Here we evaluate how each of the models has done compared to observed values.

## Metrics

**Error**: Error is the raw difference between a predicted point value (\(\hat{y}_{i}\)) and observed value (\(y_{i}\)): \(e_{i} = \hat{y}_{i} - y_{i}\). Although we generally summarize errors in a fashion that results in non-negative values only (*e.g.*, via squaring), the raw error provides information about prediction bias (if the models tend to over- or under-predict in a systematic fashion).

**RMSE**: Root Mean Square Error (RMSE) is used to evaluate the absolute accuracy of the point estimates of a forecast.

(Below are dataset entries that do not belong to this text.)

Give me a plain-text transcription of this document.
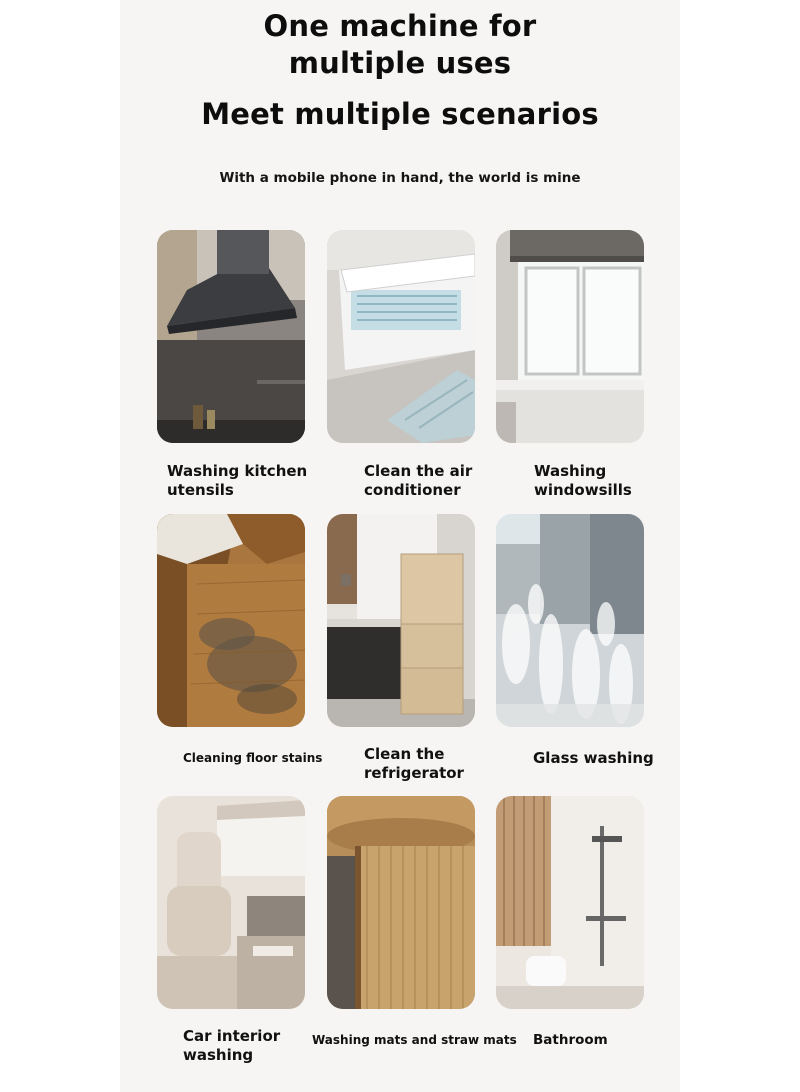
One machine for
multiple uses
Meet multiple scenarios
With a mobile phone in hand, the world is mine
Washing kitchen
utensils
Clean the air
conditioner
Washing
windowsills
Cleaning floor stains	Clean the
refrigerator
Glass washing
Car interior
washing
Washing mats and straw mats Bathroom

Across \(N\) predicted values in a time series, \(RMSE = \sqrt{\frac{\sum_{i=1}^{N}{e_{i}^2}}{N}}\).

**Coverage**: Coverage is used to evaluate the uncertainty in a forecast and is the percentage of observations which fell within the confidence interval of the prediction. Because we use a 90% CI, coverage would ideally be equal to 0.90. If coverage is higher than 0.90, the forecast’s intervals are too wide; if it’s lower than 0.90, the forecast intervals are too narrow.

## How have the models done recently?

This figure shows the raw error as a function of lead time (how far in advance the prediction was made) for three forecast dates (colors of lines) across each combination of model (column) and species (row) for a selection of historically common species and the total rodents, for the control (unmanipulated) plots only.

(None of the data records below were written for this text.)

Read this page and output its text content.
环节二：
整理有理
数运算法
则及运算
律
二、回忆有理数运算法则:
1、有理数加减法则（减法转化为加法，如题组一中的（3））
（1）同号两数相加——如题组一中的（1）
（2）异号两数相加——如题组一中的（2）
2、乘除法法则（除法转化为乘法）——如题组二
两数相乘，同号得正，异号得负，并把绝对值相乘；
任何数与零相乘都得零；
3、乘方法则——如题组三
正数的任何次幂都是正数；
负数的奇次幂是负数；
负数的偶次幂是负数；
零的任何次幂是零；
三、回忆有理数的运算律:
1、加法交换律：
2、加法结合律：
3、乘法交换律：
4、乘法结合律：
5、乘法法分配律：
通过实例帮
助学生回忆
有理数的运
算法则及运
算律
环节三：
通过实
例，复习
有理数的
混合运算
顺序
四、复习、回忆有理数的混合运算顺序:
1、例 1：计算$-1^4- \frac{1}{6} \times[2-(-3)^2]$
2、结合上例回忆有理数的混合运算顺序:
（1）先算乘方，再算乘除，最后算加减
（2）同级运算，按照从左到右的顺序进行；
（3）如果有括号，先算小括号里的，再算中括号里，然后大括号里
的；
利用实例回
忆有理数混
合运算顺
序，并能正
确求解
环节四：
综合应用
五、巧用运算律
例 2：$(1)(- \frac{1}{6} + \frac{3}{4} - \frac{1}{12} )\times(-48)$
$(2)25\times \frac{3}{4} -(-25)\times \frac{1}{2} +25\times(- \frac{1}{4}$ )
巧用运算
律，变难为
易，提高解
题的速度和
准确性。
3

## How would have the models done historically?

Here, we evaluate the models’ abilities to hindcast the historic data. This figure shows coverage (left column) and RMSE (right column) for each of a selection of historically common species and total rodents on the control (unmanipulated) plots only. The x-axis in each plot corresponds to the different models, including the ensemble. Each model’s raw metric values are displayed for all included hindcasts (with jittering to show overlapping points) in addition to a summarizing quartile box-whisker (ends of the whiskers show the exteme values, box shows the 25%-75% range, horizontal line shows the median). The 90% coverage target is indicated by the horizontal dotted line.